Fox News contributor Dan Bongino also downplayed the incident, which many have seen as an illustration of the larger problem of police violence against Black Americans, while debating Geraldo Rivera on Monday night. "You have no idea that there's a racial undertone to this at all. And you're saying, 'Oh, Black parents have to worry because …' You have no data to back that up at all!" Bongino claimed. "You're just further inflaming the situation, and the country will burn to the ground because of people like you who say dumb things like that with no evidence to back it up." 

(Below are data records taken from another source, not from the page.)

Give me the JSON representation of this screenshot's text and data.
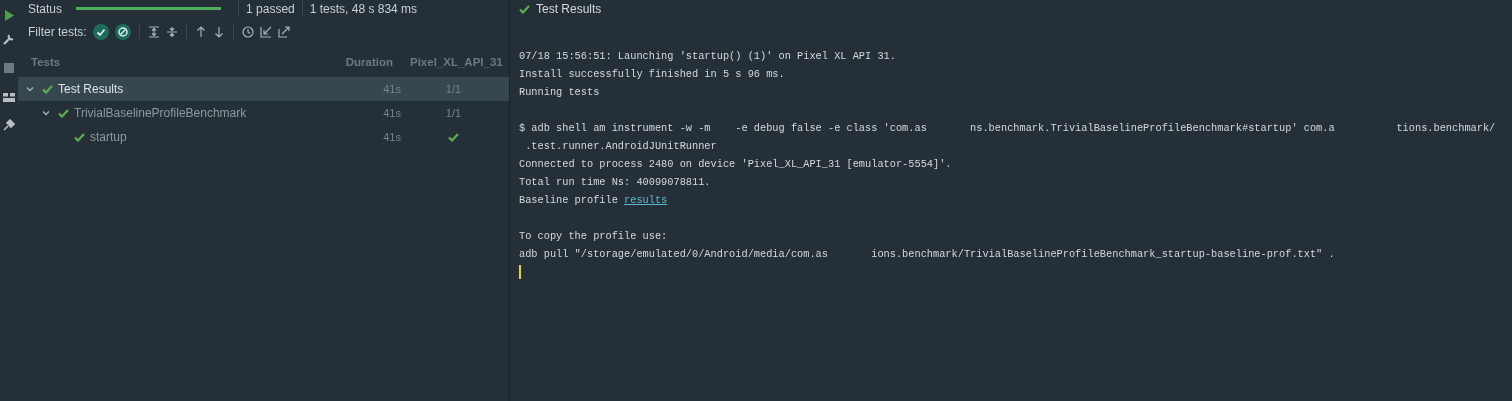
{
  "status": {
    "label": "Status",
    "progress": {
      "level": 1
    },
    "passed": "1 passed",
    "summary": "1 tests, 48 s 834 ms"
  },
  "filter": {
    "label": "Filter tests:",
    "toggles": [
      {
        "kind": "passed",
        "selected": true
      },
      {
        "kind": "ignored",
        "selected": true
      }
    ]
  },
  "columns": [
    "Tests",
    "Duration",
    "Pixel_XL_API_31"
  ],
  "tree": [
    {
      "kind": "suite",
      "name": "Test Results",
      "duration": "41s",
      "result": "1/1",
      "expanded": true,
      "selected": true,
      "children": [
        {
          "kind": "suite",
          "name": "TrivialBaselineProfileBenchmark",
          "duration": "41s",
          "result": "1/1",
          "expanded": true,
          "selected": false,
          "children": [
            {
              "kind": "test",
              "name": "startup",
              "duration": "41s",
              "selected": false
            }
          ]
        }
      ]
    }
  ],
  "console": {
    "title": "Test Results",
    "lines": [
      {
        "kind": "blank"
      },
      {
        "kind": "text",
        "text": "07/18 15:56:51: Launching 'startup() (1)' on Pixel XL API 31."
      },
      {
        "kind": "text",
        "text": "Install successfully finished in 5 s 96 ms."
      },
      {
        "kind": "text",
        "text": "Running tests"
      },
      {
        "kind": "blank"
      },
      {
        "kind": "text",
        "text": "$ adb shell am instrument -w -m    -e debug false -e class 'com.as       ns.benchmark.TrivialBaselineProfileBenchmark#startup' com.a          tions.benchmark/"
      },
      {
        "kind": "text",
        "text": " .test.runner.AndroidJUnitRunner"
      },
      {
        "kind": "text",
        "text": "Connected to process 2480 on device 'Pixel_XL_API_31 [emulator-5554]'."
      },
      {
        "kind": "text",
        "text": "Total run time Ns: 40099078811."
      },
      {
        "kind": "text",
        "text": "Baseline profile ",
        "link": "results"
      },
      {
        "kind": "blank"
      },
      {
        "kind": "text",
        "text": "To copy the profile use:"
      },
      {
        "kind": "text",
        "text": "adb pull \"/storage/emulated/0/Android/media/com.as       ions.benchmark/TrivialBaselineProfileBenchmark_startup-baseline-prof.txt\" ."
      },
      {
        "kind": "cursor"
      }
    ]
  }
}
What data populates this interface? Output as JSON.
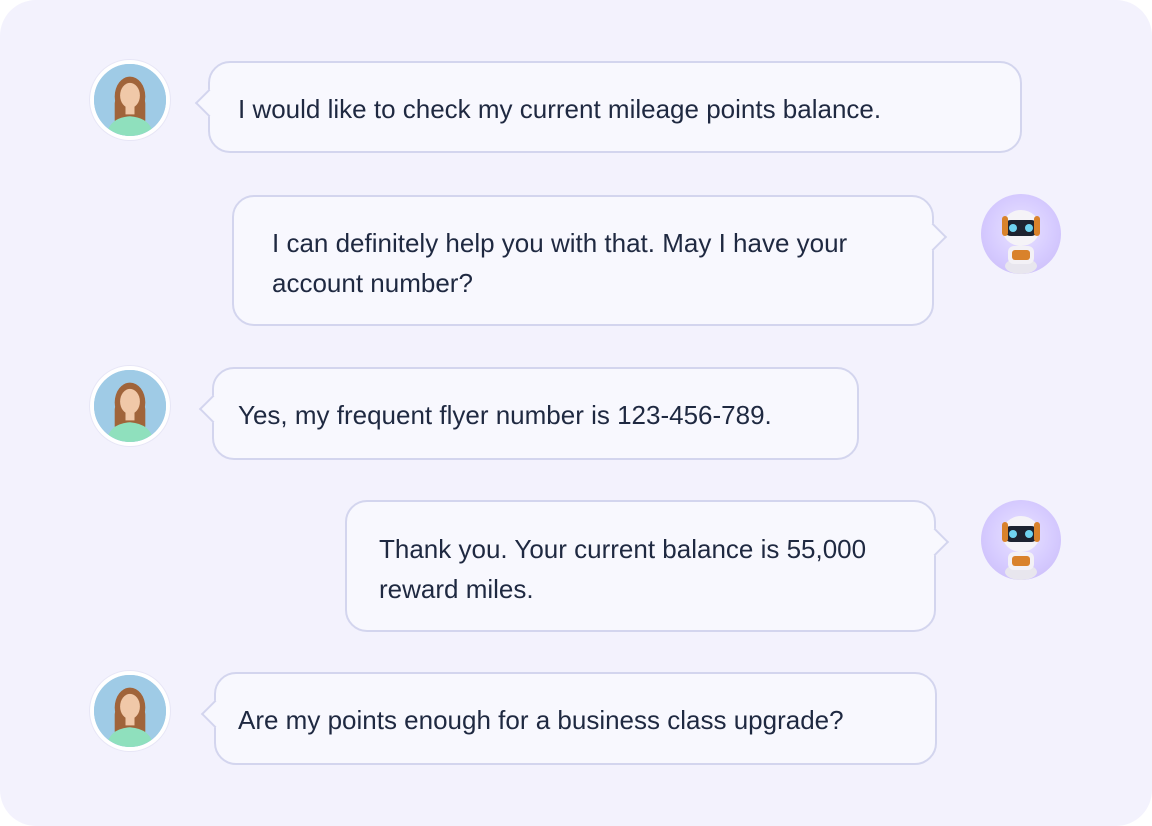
{
  "conversation": {
    "messages": [
      {
        "sender": "user",
        "text": "I would like to check my current mileage points balance."
      },
      {
        "sender": "bot",
        "text": "I can definitely help you with that. May I have your account number?"
      },
      {
        "sender": "user",
        "text": "Yes, my frequent flyer number is 123-456-789."
      },
      {
        "sender": "bot",
        "text": "Thank you. Your current balance is 55,000 reward miles."
      },
      {
        "sender": "user",
        "text": "Are my points enough for a business class upgrade?"
      }
    ]
  },
  "colors": {
    "panel_background": "#f3f2fd",
    "bubble_background": "#f8f8fe",
    "bubble_border": "#d3d5ee",
    "text": "#1f2941",
    "bot_avatar_background": "#d6cbff"
  }
}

Fox News contributor Leo Terrell stated on Twitter, "Race card is played in Brooklyn Center, Minnesota ... Shameful!!!" "Daunte Wright was: An adult, with a warrant, for a gun crime, who resisted arrest. These are empirical facts," right-wing radio host Sebastian Gorka wrote on Instagram while attaching a photo of Wright with what appears to be a gun in his hands. Conservative Twitter personality and former New York Police Commissioner Bernard Kerik tweeted, "#DaunteWright was stopped by a black cop because he had a warrant for robbing a woman at GUNPOINT! He then resisted arrested (sic) in an attempt to escape. #WhiteSupremacy had nothing to do with it."

While some conservative pundits have gone on the defensive about the deadly incident, calling it a mere "accident," others have stayed silent on the issue and focused on the tension between demonstrators and police in Brooklyn Center during the nighttime hours over the past week. 

On Thursday, there was even an unlikely change of course for one staunch conservative who called out Wright's killing. Pat Robertson, the right-wing televangelist, broke with the consensus and ripped into policing in America. "The police, why don't they open their eyes to what the public relations are? We've got to stop this stuff," Robertson stated.